Unique new café opens in Dallas to give foster kids opportunities

A new Dallas café that hopes to help foster kids transition into adulthood opened Monday morning.

The La La Land Kind Café offers jobs to young people aging out of the foster system. And the 23-year-old founder said the new business is more about just giving customers a pick-me-up.

“Some of them, their passion may not be making coffee. But if we can teach them basic skills here – you know customer service or basic team skills or whatever it is – they have a bigger opportunity. That would be a great joy for me to see them move up the scale,” said Francois Reihani, the owner of La La Land Kind Café.

The employees learn about timeliness, cleanliness, customer relations, productivity and teamwork. And most of all, they find encouragement.

“A lot of people look at life and they thing, ‘Why am I even here? What’s the point of being alive if this is what I have to go through?’ But you get that one person that loves you and shows you that you are worthy and you do have talents and you are beautiful,” said Megan Dodson, the shop’s director of coffee.

“When I come here it’s like coming to church. You have a good vide. I used to have a lot of baggage on my shoulders but when I walk in here it’s all chill and calm and I don’t have to worry about nothing,” said barista Lateia Thompson.

Thompson also said Reihani has been more than a boss.

“To me he’s like a dad or a brother, a role model. He was actually there and sticks to his word, not just say it but he’s there. And he’s somebody you can go to when you need something,” she said.

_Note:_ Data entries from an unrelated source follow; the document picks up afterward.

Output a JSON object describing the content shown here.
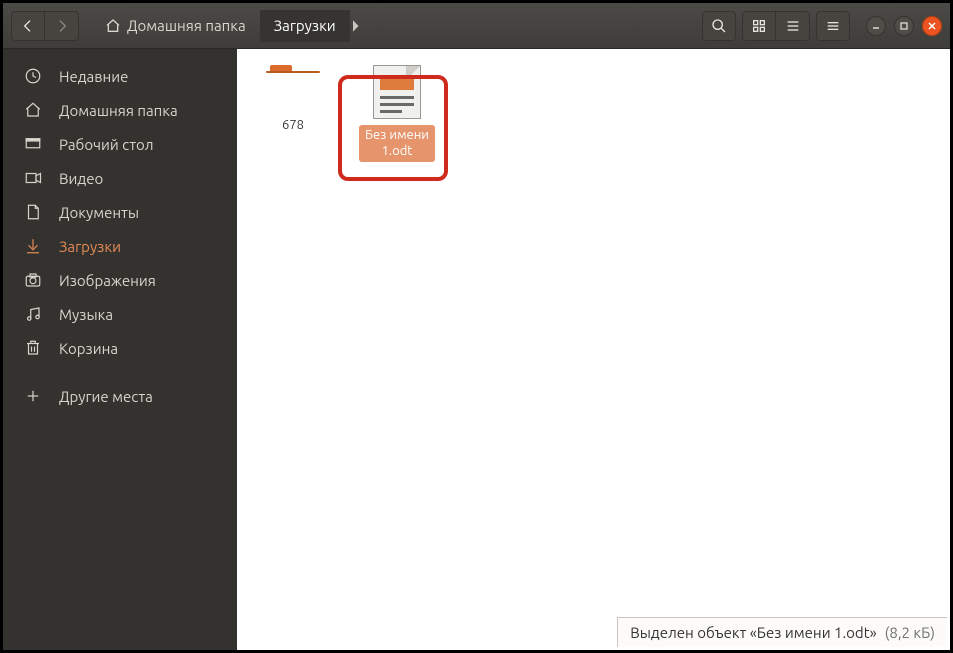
{
  "breadcrumb": {
    "home": "Домашняя папка",
    "current": "Загрузки"
  },
  "sidebar": {
    "items": [
      {
        "id": "recent",
        "label": "Недавние",
        "icon": "clock"
      },
      {
        "id": "home",
        "label": "Домашняя папка",
        "icon": "home"
      },
      {
        "id": "desktop",
        "label": "Рабочий стол",
        "icon": "desktop"
      },
      {
        "id": "videos",
        "label": "Видео",
        "icon": "video"
      },
      {
        "id": "documents",
        "label": "Документы",
        "icon": "doc"
      },
      {
        "id": "downloads",
        "label": "Загрузки",
        "icon": "download",
        "active": true
      },
      {
        "id": "pictures",
        "label": "Изображения",
        "icon": "camera"
      },
      {
        "id": "music",
        "label": "Музыка",
        "icon": "music"
      },
      {
        "id": "trash",
        "label": "Корзина",
        "icon": "trash"
      }
    ],
    "other": {
      "label": "Другие места",
      "icon": "plus"
    }
  },
  "files": [
    {
      "type": "folder",
      "name": "678"
    },
    {
      "type": "document",
      "name": "Без имени 1.odt",
      "selected": true
    }
  ],
  "status": {
    "text": "Выделен объект «Без имени 1.odt»",
    "size": "(8,2 кБ)"
  }
}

Celestine Aubrey Garcia, the café’s assistant manager and event planner, grew up in the foster system. At one point after she turned 18 she said she was homeless for two months sleeping on a friend’s couch. She remembers trying to figure out how she was going to save her pennies and put a roof over her head.

“Now I feel like I’m shouting it to the world and I’m part of a movement, a real movement that is going to make a change that no one has before because we’re teaching the fundamentals they need through their lives to grow,” Garcia said.

La La Land Kind Café serves high-quality coffee, teas and ceremonial-grade matcha with an organic-only food menu. It’s located off Lower Greenville Avenue on Bell Avenue in a 100-year-old renovated building.

“The coffee can be fantastic. The matcha, the teas, whatever… but that’s not what we’re here for. That’s what we tell the youth every day. This place was built for you so whatever we need to do to help you get to where you need to be, we’re going to do it,” Reihana said.